The Metropolitan Chamber of Commerce and Industry has urged tax authorities to make the upcoming national budget supportive rather than burdensome, as businesses grapple with high borrowing costs and a persistent dollar shortage.
At a pre-budget meeting, MCCI leaders handed proposals to the National Board of Revenue, calling for a shift toward policies that ease pressure on industries—especially small and medium enterprises.
“At a time when high interest rates of 12% to 14% and dollar shortages are driving up raw material import costs, small and medium entrepreneurs are bearing the heaviest burden,” the chamber said, stressing that the next budget should prioritise relief over restriction.

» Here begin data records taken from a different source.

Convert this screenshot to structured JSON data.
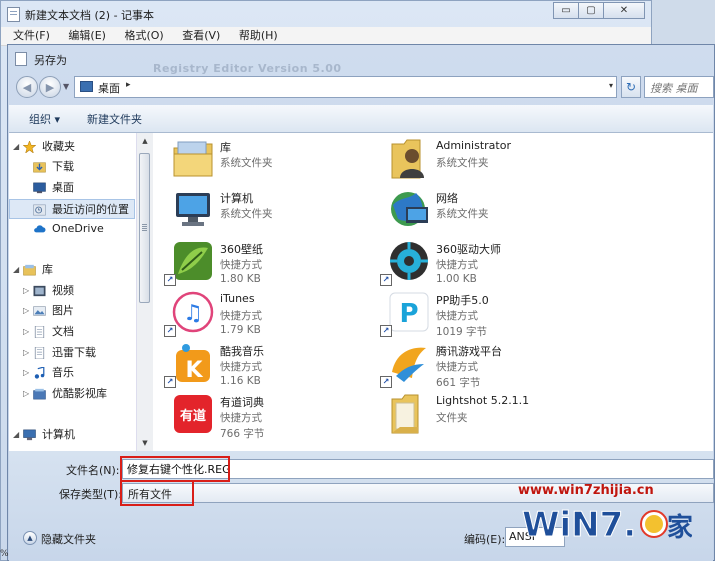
{
  "notepad": {
    "title": "新建文本文档 (2) - 记事本",
    "menu": [
      "文件(F)",
      "编辑(E)",
      "格式(O)",
      "查看(V)",
      "帮助(H)"
    ],
    "caption": {
      "minimize": "▭",
      "maximize": "▢",
      "close": "✕"
    }
  },
  "dialog": {
    "title": "另存为",
    "watermark": "Registry Editor Version 5.00",
    "address": {
      "location": "桌面",
      "separator": "▸",
      "dropdown": "▾"
    },
    "refresh_glyph": "↻",
    "search": {
      "placeholder": "搜索 桌面"
    },
    "toolbar": {
      "organize": "组织 ▾",
      "new_folder": "新建文件夹"
    },
    "nav": {
      "favorites": "收藏夹",
      "downloads": "下载",
      "desktop": "桌面",
      "recent": "最近访问的位置",
      "onedrive": "OneDrive",
      "libraries": "库",
      "videos": "视频",
      "pictures": "图片",
      "documents": "文档",
      "thunder": "迅雷下载",
      "music": "音乐",
      "youku": "优酷影视库",
      "computer": "计算机"
    },
    "files": [
      {
        "name": "库",
        "type": "系统文件夹",
        "size": ""
      },
      {
        "name": "Administrator",
        "type": "系统文件夹",
        "size": ""
      },
      {
        "name": "计算机",
        "type": "系统文件夹",
        "size": ""
      },
      {
        "name": "网络",
        "type": "系统文件夹",
        "size": ""
      },
      {
        "name": "360壁纸",
        "type": "快捷方式",
        "size": "1.80 KB"
      },
      {
        "name": "360驱动大师",
        "type": "快捷方式",
        "size": "1.00 KB"
      },
      {
        "name": "iTunes",
        "type": "快捷方式",
        "size": "1.79 KB"
      },
      {
        "name": "PP助手5.0",
        "type": "快捷方式",
        "size": "1019 字节"
      },
      {
        "name": "酷我音乐",
        "type": "快捷方式",
        "size": "1.16 KB"
      },
      {
        "name": "腾讯游戏平台",
        "type": "快捷方式",
        "size": "661 字节"
      },
      {
        "name": "有道词典",
        "type": "快捷方式",
        "size": "766 字节"
      },
      {
        "name": "Lightshot 5.2.1.1",
        "type": "文件夹",
        "size": ""
      }
    ],
    "icon_text": {
      "itunes": "♫",
      "pp": "P",
      "kuwo": "K",
      "youdao": "有道"
    },
    "form": {
      "filename_label": "文件名(N):",
      "filename_value": "修复右键个性化.REG",
      "filetype_label": "保存类型(T):",
      "filetype_value": "所有文件",
      "hide_folders": "隐藏文件夹",
      "encoding_label": "编码(E):",
      "encoding_value": "ANSI"
    }
  },
  "site": {
    "url": "www.win7zhijia.cn",
    "logo_text": "WiN7.",
    "logo_suffix": "家"
  },
  "stray_char": "%",
  "colors": {
    "highlight_red": "#d91e18",
    "link_blue": "#1e395b",
    "title_bg": "#cfdcee"
  }
}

The business body noted that while its members contribute nearly half of national revenue, the overall tax system remains strained by structural weaknesses. Despite more than one crore registered taxpayers, fewer than half file returns regularly.
To widen the tax base, MCCI proposed a symbolic minimum tax—ranging from Tk 100 to Tk 1,000—and a simplified one-page digital return system accessible via mobile apps, aimed at bringing informal workers into compliance.

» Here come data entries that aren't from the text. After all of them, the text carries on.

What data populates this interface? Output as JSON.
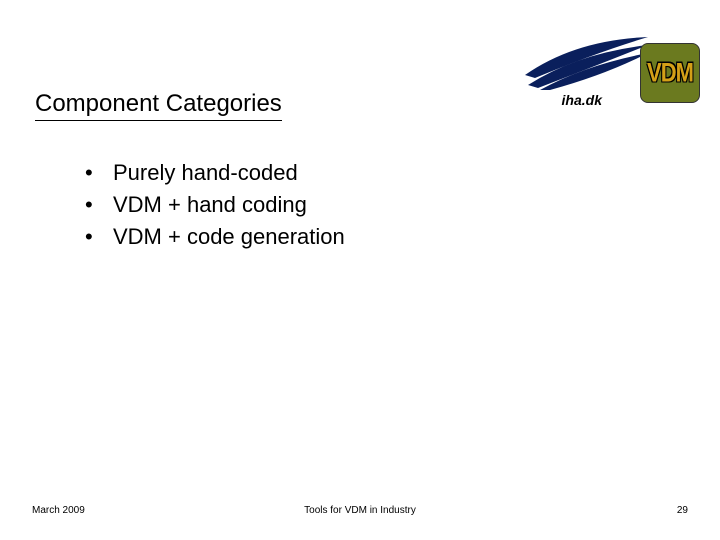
{
  "title": "Component Categories",
  "bullets": [
    "Purely hand-coded",
    "VDM + hand coding",
    "VDM + code generation"
  ],
  "footer": {
    "date": "March 2009",
    "center": "Tools for VDM in Industry",
    "page": "29"
  },
  "logos": {
    "iha_text": "iha.dk",
    "vdm_text": "VDM"
  }
}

The chamber also flagged the gap between nominal and effective tax rates. It said advance income tax, tax deducted at source and other measures push the real tax burden on many firms to 40–50%, far above headline rates. It recommended cutting corporate taxes and shifting fully to income-based taxation instead of turnover-based methods.
On reform, MCCI called for a unified digital platform combining income tax, VAT and customs, along with automated input tax credits and online hearings to improve efficiency and reduce compliance costs.
It also urged simplification of the Primary Source Rule, arguing that its application across dozens of categories complicates business operations and raises compliance burdens.
On taxing high-income earners, the chamber warned against rate hikes, saying they could discourage compliance and trigger capital outflows. Expanding the tax net, it argued, would be a more sustainable path to higher revenue.
For SMEs, MCCI proposed a dedicated tax framework, including lower turnover taxes, easier access to input tax credits, and reduced VAT and duties on raw materials to cut production costs and boost competitiveness.
The chamber also welcomed ongoing tax reforms and called for clearer direction on policy changes, including separating revenue policy from administration to improve transparency and predictability.